South African Aids group takes doctor to court
13 May 2005, CAPE TOWN - Lawyers for German doctor Matthias Rath, who has been accused of defaming and undermining the work of Aids activists in South Africa, accused the media on Friday of participating in a campaign of "vilification" against him and his foundation.
13 May 2005
CAPE TOWN - Lawyers for German doctor Matthias Rath, who has been accused of defaming and undermining the work of Aids activists in South Africa, accused the media on Friday of participating in a campaign of "vilification" against him and his foundation.
The Treatment Action Campaign (TAC), the country's foremost Aids lobby group, is seeking an urgent interdict in the Cape High Court in a bid to force Rath to cease making claims against it, including an allegation that the group is a front for, and funded by, the pharmaceutical industry.
The TAC and Rath have for months been at loggerheads over the promotion of Rath's multivitamin and micronutrient therapy for HIV/Aids patients as a safer alternative to anti-retroviral therapy which he has said is "highly toxic".
The court ruled on Friday that the case was not about the toxicity of the drugs, but about allegations of defamation by the TAC.
Addressing the court, where proceedings were interrupted by noisy supporters of the two parties, advocate John van der Berg acting for Rath and the Rath Foundation said: "There has been a campaign in the court of public opinion."
He added: "This has been entirely one-sided and anti-Rath."
Van der Berg denied as "mischievous" any claim that his client was profiting from the vitamins he was promoting, and pointed to an affidavit by Rath in which he states: "I haven't sold a single bottle of pills in South Africa and I don't intend to."
The hearing was also presented with a request to allow the Traditional Healers Organisation, a body that supports Rath, to participate in the court action.
In an interview aired by public radio while the case was under way on Friday, Rath accused the TAC of "running around like a Mother Teresa" while, he noted, "it's a kind of Trojan Horse" and a "wolf in sheep's clothing".
"What we do and say has a solid scientific basis," he said.
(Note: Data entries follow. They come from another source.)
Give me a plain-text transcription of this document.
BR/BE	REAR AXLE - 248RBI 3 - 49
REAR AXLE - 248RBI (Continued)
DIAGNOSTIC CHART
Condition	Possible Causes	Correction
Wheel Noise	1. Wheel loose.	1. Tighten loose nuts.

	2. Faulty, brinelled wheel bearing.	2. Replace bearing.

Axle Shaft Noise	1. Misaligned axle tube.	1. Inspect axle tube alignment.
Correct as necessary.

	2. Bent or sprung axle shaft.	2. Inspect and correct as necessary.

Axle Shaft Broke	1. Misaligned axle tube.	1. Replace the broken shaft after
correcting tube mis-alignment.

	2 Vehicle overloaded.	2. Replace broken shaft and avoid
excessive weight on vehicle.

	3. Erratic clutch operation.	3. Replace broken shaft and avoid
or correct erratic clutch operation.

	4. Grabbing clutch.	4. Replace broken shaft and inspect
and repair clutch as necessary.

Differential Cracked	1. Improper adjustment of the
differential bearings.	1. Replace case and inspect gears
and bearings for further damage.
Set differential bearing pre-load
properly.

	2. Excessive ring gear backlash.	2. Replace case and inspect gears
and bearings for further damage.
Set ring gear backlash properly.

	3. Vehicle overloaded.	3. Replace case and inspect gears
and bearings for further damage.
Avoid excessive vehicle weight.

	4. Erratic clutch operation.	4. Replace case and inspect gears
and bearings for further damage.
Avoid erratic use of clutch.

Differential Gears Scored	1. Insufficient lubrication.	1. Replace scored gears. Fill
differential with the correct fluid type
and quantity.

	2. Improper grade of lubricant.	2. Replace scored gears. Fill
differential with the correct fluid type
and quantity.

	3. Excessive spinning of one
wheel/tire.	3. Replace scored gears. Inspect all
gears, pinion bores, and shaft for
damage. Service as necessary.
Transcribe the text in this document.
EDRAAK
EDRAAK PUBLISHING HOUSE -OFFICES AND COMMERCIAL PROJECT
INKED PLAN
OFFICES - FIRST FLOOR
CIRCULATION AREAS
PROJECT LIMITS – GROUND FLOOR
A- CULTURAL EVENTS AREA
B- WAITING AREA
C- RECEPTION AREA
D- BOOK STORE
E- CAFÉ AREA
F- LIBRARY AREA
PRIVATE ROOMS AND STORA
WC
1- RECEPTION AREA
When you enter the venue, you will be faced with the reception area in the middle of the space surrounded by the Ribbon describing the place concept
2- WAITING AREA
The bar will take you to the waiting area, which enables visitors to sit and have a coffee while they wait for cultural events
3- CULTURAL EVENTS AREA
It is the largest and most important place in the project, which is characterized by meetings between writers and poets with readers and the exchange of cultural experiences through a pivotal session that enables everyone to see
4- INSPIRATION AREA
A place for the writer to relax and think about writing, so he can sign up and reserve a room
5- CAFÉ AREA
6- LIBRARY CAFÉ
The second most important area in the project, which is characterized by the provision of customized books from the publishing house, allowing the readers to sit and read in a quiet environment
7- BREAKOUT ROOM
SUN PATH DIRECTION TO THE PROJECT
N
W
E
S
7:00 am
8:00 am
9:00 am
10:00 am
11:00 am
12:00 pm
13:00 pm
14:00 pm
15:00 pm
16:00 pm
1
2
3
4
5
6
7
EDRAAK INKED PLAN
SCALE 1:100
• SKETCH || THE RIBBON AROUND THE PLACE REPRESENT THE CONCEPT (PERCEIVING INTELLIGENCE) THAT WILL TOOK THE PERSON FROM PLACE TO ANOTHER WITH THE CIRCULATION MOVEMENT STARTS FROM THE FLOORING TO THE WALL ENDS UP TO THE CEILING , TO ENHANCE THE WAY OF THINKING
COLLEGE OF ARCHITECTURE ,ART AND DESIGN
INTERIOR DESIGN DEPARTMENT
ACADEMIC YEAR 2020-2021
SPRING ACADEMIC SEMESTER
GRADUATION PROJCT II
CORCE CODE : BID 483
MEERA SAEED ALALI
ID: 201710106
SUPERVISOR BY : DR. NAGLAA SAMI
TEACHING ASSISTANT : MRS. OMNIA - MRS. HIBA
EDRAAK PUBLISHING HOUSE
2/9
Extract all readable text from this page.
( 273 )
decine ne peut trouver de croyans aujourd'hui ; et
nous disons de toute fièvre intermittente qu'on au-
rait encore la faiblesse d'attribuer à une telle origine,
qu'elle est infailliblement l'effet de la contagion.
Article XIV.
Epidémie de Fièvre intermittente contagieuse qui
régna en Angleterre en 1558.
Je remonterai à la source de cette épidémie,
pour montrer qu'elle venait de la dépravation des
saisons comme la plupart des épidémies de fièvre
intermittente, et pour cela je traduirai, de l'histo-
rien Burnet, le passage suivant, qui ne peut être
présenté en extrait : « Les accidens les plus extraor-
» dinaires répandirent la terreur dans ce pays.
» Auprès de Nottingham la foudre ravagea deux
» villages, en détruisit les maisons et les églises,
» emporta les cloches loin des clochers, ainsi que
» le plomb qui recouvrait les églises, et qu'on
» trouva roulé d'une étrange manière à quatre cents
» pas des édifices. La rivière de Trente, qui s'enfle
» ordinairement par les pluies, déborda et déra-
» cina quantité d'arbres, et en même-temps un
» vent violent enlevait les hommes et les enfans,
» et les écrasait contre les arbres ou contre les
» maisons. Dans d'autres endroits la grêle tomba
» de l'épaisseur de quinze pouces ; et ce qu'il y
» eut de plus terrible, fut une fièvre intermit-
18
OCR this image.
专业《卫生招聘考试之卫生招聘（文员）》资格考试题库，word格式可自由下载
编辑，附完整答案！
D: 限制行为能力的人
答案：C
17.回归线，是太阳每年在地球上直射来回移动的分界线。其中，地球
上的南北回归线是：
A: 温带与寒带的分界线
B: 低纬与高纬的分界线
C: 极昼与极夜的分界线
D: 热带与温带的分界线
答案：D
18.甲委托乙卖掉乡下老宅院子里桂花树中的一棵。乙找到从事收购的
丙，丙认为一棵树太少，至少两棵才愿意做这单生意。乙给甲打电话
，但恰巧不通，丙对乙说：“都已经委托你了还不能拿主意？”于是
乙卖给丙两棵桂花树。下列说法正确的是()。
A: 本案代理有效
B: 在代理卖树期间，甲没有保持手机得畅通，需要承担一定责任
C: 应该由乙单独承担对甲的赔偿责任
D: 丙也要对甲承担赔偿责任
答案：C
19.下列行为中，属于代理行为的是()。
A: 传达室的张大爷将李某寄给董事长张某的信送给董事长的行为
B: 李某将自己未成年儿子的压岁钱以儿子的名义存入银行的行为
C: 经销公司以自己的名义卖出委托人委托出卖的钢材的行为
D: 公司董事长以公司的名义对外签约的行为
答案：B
Rath has also been campaigning against the drugs through widely distributed print advertisements in some of the townships on the outskirts of Cape Town, including Khayelitsha, where infection rates are high.
His message on anti-retrovirals has drawn much public interest and outrage in the country, where more than five million people are infected with the disease, with Rath being labelled a "lotion and potion salesman", a "quack" and an "opportunist".
The TAC, instrumental in forcing the government to provide anti- retroviral Aids drugs, denies it is linked to the pharmaceutical industry.
It has accused Rath of conducting "illegal experiments" on people in impoverished townships.
In a statement on Friday the group said: "The Rath Foundation is preying on vulnerable people with life-threatening illnesses with two aims - to sell their products and to support the HIV denialists who have caused enormous damage to our country."
TAC spokesman Nathan Geffen meanwhile on Friday told the radio station that Rath was creating public confusion and anger in places like Khayelitsha.
South Africa's Medicines Control Council has confirmed that it is investigating the German doctor, who has operations in other parts of the world, while researchers at Harvard University in the United States have also criticised him.
The controversy surrounding Rath comes as an estimated 500,000 HIV/Aids patients contemplate the state-run anti-retroviral therapy programme that has reached around 50,000 patients to date.